The only thing I will say positive about the java.net.URL
implementation equals()/hashCode()
is this: buried deep, deep in the documentation, the high school students who wrote the implementation do casually tell you that they are going to screw you over.
In java.net.URL.equals() (only if you go look at the detailed documentation) do you see this:
Compares this URL for equality with another object.
If the given object is not a URL then this method immediately returns false.
Two URL objects are equal if they have the same protocol, reference equivalent hosts, have the same port number on the host, and the same file and fragment of the file.
Two hosts are considered equivalent if both host names can be resolved into the same IP addresses; (emphasis mine) else if either host name can’t be resolved, the host names must be equal without regard to case; or both host names equal to null.
Since hosts comparison requires name resolution (emphasis mine), this operation is a blocking operation.
Note: The defined behavior for equals is known to be inconsistent with virtual hosting in HTTP. (emphasis mine)
Translation: We are going to screw you and you will enjoy it.
The Scream
How does this screw you?
- Two fundamental operations equals()/hashCode() are now ridiculously expensive since they involve a DNS lookup to see if they resolve to the same ip address. So now an operation that is optimize in other classes is outrageously expensive (milliseconds long) for a very fundamental internet class.
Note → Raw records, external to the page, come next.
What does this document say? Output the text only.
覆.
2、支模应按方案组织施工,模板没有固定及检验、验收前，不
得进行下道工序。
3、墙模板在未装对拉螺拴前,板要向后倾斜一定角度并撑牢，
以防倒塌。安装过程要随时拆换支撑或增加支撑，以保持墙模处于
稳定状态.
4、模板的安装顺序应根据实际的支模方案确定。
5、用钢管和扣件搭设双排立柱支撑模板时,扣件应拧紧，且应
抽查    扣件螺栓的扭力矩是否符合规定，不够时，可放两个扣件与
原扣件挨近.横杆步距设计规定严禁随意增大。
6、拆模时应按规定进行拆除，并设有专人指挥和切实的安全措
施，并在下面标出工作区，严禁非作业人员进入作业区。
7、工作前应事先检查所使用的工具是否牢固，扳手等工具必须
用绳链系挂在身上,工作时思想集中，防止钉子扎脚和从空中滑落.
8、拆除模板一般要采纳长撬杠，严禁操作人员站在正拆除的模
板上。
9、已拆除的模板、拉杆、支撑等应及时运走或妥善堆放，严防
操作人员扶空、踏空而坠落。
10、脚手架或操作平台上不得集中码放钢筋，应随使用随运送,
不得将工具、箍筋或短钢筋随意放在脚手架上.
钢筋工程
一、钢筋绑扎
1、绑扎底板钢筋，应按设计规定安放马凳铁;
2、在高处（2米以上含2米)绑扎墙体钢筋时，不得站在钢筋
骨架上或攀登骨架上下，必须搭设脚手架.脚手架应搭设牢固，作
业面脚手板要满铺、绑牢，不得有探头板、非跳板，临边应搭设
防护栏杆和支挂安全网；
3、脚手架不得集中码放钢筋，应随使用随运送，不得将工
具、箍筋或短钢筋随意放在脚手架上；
- URL looks to be an immutable. Immutable objects should mean that the identity: x.equals(x) is true. But this isn’t the case for URL. If you serialize a URL, the resolved hostaddress (it’s transient) is lost. So serialize/deserialize a URL. Wait a little bit. Add a little bit of the Dynamic DNS magic. Presto “http://google.com” will not equal the deserialized version of itself
- It is simple wrong. Take the case of a hosting service that hosts two different sites on the same server. The DNS lookup resolves the 2 domains to the same physical ip address. URL (with an “assist” from URLStreamHandler, InetAddress, and our very expensive DNS lookup) compares URLs based on the ip address not the entered hostname. As a result,
http://my-porn-site.com
could ‘equal’http://jesus-has-saved-my-soul.org
. I think someone might disagree with this assessment, don’t you?
The Takeaway
So after these very expensive operations URL.equals()/hashCode()
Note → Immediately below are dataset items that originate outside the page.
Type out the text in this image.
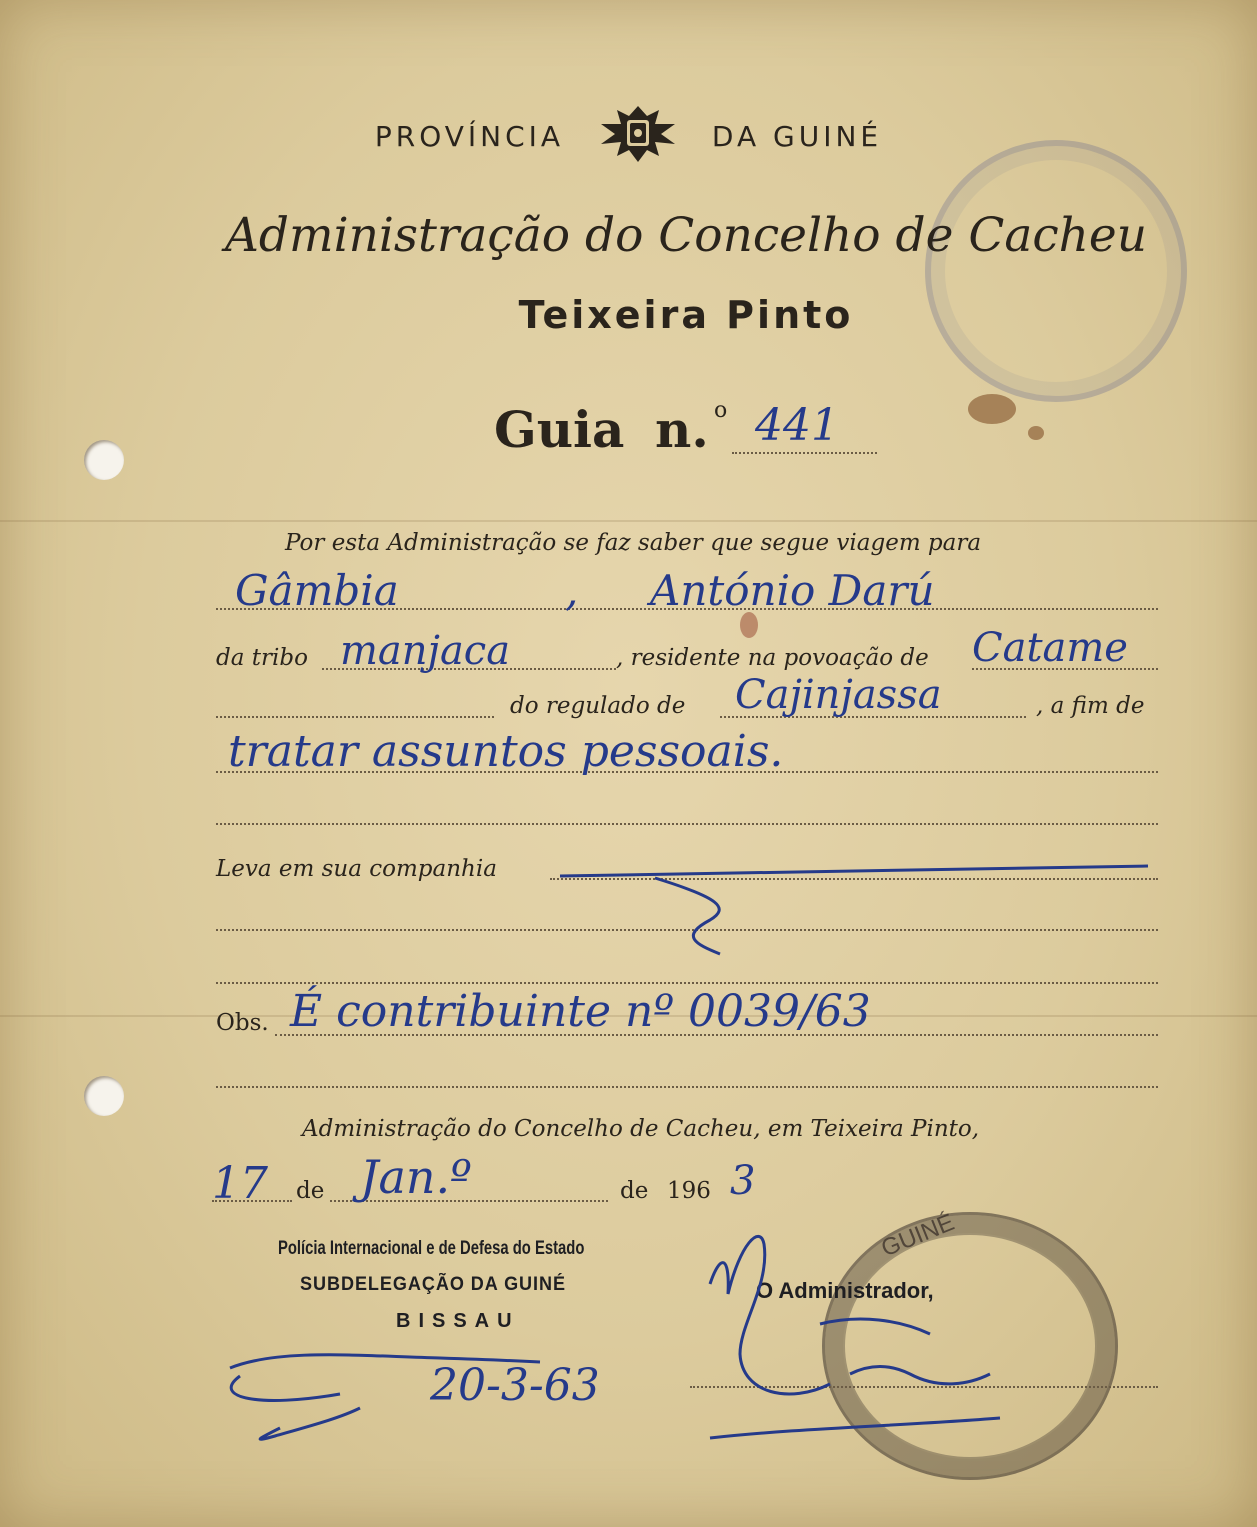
PROVÍNCIA	DA GUINÉ
Administração do Concelho de Cacheu
Teixeira Pinto
Guia n. o 441
Por esta Administração se faz saber que segue viagem para
Gâmbia	, António Darú
da tribo manjaca	, residente na povoação de Catame
do regulado de Cajinjassa	, a fim de
tratar assuntos pessoais.
Leva em sua companhia
Obs. É contribuinte nº 0039/63
Administração do Concelho de Cacheu, em Teixeira Pinto,
17 de Jan.º	de 196 3
Polícia Internacional e de Defesa do Estado
SUBDELEGAÇÃO DA GUINÉ
BISSAU
20-3-63
GUINÉ
O Administrador,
is broken. The implementers of URL clearly decided that they were going to be ‘clever’ and for all their ‘cleverness’ the only thing they managed to do is screw users of this class. Sun should just admit the error of its ways and just reimplement URL.equals()
(with hashCode()
being the equivalent).
public boolean equals(Object o) { if( !(o instanceof URL)) { return false; } else if ( o == this ) { return true; } else { return ((URL)o).toString().equalsIgnoreCase(this.toString()); } }
The old functionality should be quietly pushed to a uselessEquals()
method some place.
The Net
Performance problems and bugs can be introduced from the wildest and least expected locations. Always recheck your assumptions.
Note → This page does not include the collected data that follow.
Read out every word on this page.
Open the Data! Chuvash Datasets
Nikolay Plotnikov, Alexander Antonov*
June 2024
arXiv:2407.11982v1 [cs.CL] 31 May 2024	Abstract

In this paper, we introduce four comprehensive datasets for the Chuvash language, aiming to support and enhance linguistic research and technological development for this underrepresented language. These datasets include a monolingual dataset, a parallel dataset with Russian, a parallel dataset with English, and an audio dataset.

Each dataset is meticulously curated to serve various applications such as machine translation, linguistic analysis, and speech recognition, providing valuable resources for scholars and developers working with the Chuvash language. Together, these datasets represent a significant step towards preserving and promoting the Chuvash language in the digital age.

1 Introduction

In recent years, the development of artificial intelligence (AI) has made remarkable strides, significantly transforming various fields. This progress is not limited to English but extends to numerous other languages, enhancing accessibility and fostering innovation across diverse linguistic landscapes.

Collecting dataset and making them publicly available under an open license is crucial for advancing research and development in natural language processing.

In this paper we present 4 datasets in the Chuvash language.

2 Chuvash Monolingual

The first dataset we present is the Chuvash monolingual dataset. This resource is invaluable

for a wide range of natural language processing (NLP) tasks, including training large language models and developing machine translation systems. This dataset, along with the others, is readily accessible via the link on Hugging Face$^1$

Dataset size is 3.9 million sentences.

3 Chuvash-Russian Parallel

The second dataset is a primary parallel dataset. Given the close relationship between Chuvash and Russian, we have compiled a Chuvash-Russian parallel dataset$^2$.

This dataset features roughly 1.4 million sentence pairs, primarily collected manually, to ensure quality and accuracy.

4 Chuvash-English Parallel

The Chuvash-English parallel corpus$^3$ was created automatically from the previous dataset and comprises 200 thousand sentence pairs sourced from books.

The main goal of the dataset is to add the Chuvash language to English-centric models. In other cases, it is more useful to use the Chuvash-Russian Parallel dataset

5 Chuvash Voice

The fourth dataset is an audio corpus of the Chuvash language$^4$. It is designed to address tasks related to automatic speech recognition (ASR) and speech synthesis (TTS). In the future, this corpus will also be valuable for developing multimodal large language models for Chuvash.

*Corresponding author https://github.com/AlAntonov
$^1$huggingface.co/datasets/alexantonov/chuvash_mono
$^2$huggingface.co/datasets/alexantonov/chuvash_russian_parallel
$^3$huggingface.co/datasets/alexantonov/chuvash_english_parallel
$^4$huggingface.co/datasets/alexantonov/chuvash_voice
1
“When you have eliminated all which is impossible, then whatever remains, however improbable, must be the truth.”
–Sherlock Holmes.
hehe … i remember a year’s old comments of yours about url’s implementation of equals – did you forget?
Anyway,i had recently seen http://video.google.com/videoplay?docid=9214177555401838409 – take the time to look at their first (i think) puzzle which deals exactly with that… and btw, they propose using the URI class.
That’s really interesting.. and discouraging.
Andy — I don’t remember ever noticing that URL.equals() was so badly broken. But I guarantee now I do!
Andy — well it turned out to be the second item in.
I am going to watch the rest of that video. From what I saw – it shouldn’t be “Java Puzzlers” it should be “Broken Java”. Some of the things mentioned.. they should just fix and stop worrying about supporting broken APIs.